Caitlin Hicks Pries, Dartmouth College (Principal Investigator)

Nina Wurzburger, University of Georgia (Co-Investigator)

Benjamin Sulman, Oak Ridge National Laboratory (Co-Investigator)

Richard Lankau, University of Wisconsin (Co-Investigator)

Symbiotic mycorrhizal fungi are major drivers of forest soil biogeochemical processes. Mycorrhizal fungi provide trees with nutrients and in return, the trees provide the fungi with organic carbon. There are two main types of mycorrhizal associations—arbuscular mycorrhizae and ectomycorhizae—which differ in how they interact with plant roots and acquire nutrients. Most tree species associate with one of these mycorrhizal types. Generally, trees that associate with arbuscular mycorrhizae have faster-decomposing leaves than trees that associate with ectomycorrhizae. Tree mycorrhizal associations are thus a promising framework by which to study the effect of aboveground tree communities on belowground soil processes. However, most research on mycorrhizal associations has occurred across natural gradients and has not involved manipulative experiments that can address mechanisms and causation. There are two competing hypotheses to explain how mycorrhizal association affects soil carbon and nitrogen that have yet to be resolved: mycorrhizal nutrient acquisition strategies versus inherent differences in litter decomposability. Due to the widespread changes in the tree species composition of temperate forests due to climate-driven range shifts, oak decline, and invasive pests, a mechanistic understanding of mycorrhizal associations is key to accurately predicting the consequences of changing forest composition in biogeochemical models.

Our main objective is to understand the degree to which the observed differences in soil carbon and nitrogen dynamics in ectomycorrhizal (EcM) and arbuscular mycorrhizal (AM) dominated forests are driven by litter decomposability versus mycorrhizal fungal function using targeted experiments, and to incorporate this knowledge into a process-based soil organic matter model.  Previous model simulations based on litter decomposability suggest there is a larger proportion of mineral-associated organic matter in AM forest stands relative to EcM forest stands.
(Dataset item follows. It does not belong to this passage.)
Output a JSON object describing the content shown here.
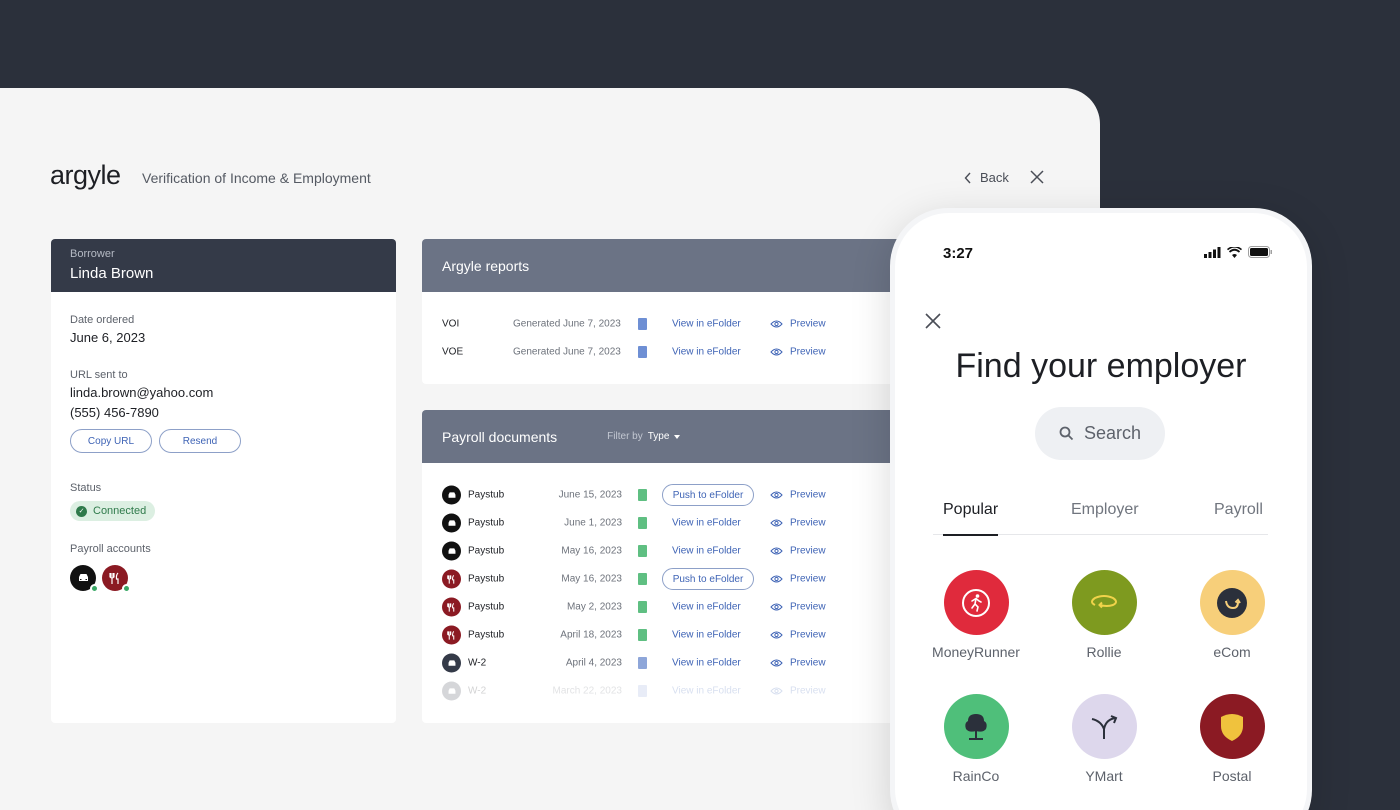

However, preliminary data suggest that mycorrhizal fungal abundance is a stronger driver of soil organic matter patterns than litter. To achieve our objective, we will test the mechanisms by which soil carbon and nitrogen are affected by mycorrhizal dominance via two novel experiments: 1) a growth chamber experiment across four EcM and five AM tree species using a ¹³C-labeled atmosphere to trace seedling-derived carbon into hyphae, the rhizosphere, and various soil fractions; and 2) an in situ decomposition experiment of six different ¹³C and ¹⁵N labeled litters that range in decomposability incubated across a gradient of EcM dominance at three sites that capture important variation in climate, soils, and forest species composition. Our experiments are motivated by uncertainties in model structural representation of plant-mycorrhizae-soil interactions, and the results of our experiments will inform a mycorrhizal community-explicit version of the soil organic matter model named FUN-CORPSE. This new version of FUN-CORPSE will be developed simultaneously with the experiments, tested or parameterized using the experimental data, and used to project the consequences of several global change scenarios.

Key outcomes of this work will include (1) a mechanistic understanding of how mycorrhizal associations affect soil carbon and nitrogen cycling; (2) a parameterized and tested soil organic matter model incorporating mechanistic differences between major mycorrhizal types using a model framework that has already been successfully coupled into global land surface models; (3) experimental constraints on mycorrhizal model parameters that have been previously identified as key sources of predictive uncertainty; (4) empirical tests of whether incorporating mycorrhizal function into models leads to more accurate estimates of forest soil carbon and nitrogen cycling. The improved model will enhance our ability to predict how soil carbon and nitrogen across the Eastern U.S. will be affected by global change.